Sur mon Ipad je n'arrive plus à déplacer des morceaux d'une playlist dans l'appli Music.

Je clique sur "modifier" je place le doigt sur les 3 lignes parallèles au bout du morceau et le fait glisser et quand je le lâche il revient là où il était comme un ressort.

Merci de m'indiquer comment résoudre ce problème.


----------



## Chris K (10 Juin 2021)

Normalement tu n’as pas besoin de faire « modifier ». Suffit de glisser le morceau vers une playlist.

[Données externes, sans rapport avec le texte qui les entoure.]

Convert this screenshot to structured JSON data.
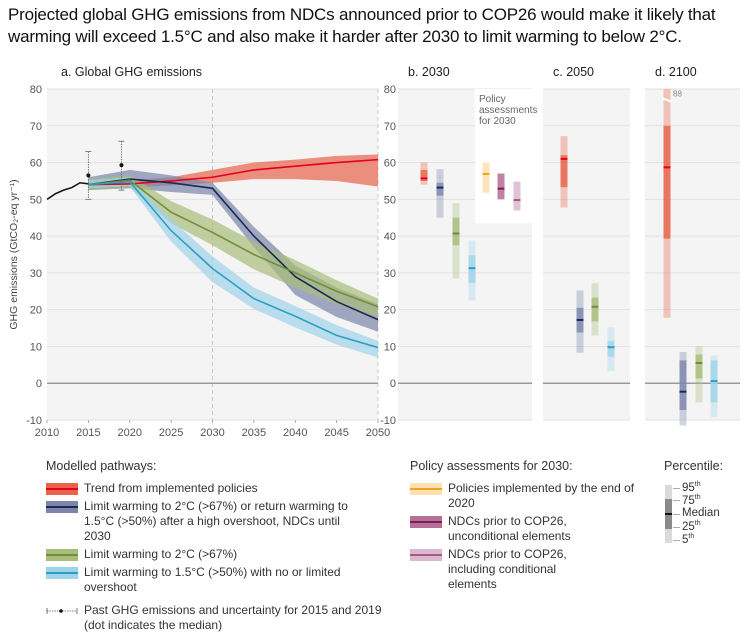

« Modifier » c’est quand tu veux _modifier_ le contenu de ta playlist : supprimer un élément, changer l’ordre des morceaux (les fameuses « 3 lignes » dont tu parles) et ajouter d’autres morceaux autrement que par glisser/déposer.


----------



## Rollmops (11 Juin 2021)

_« Modifier » c’est quand tu veux modifier le contenu de ta playlist : supprimer un élément, changer l’ordre des morceaux (les fameuses « 3 lignes » dont tu parles)_

C'est justement ce que j'essayais de faire !
Mais pour une raison inconnue ça refonctionne…


----------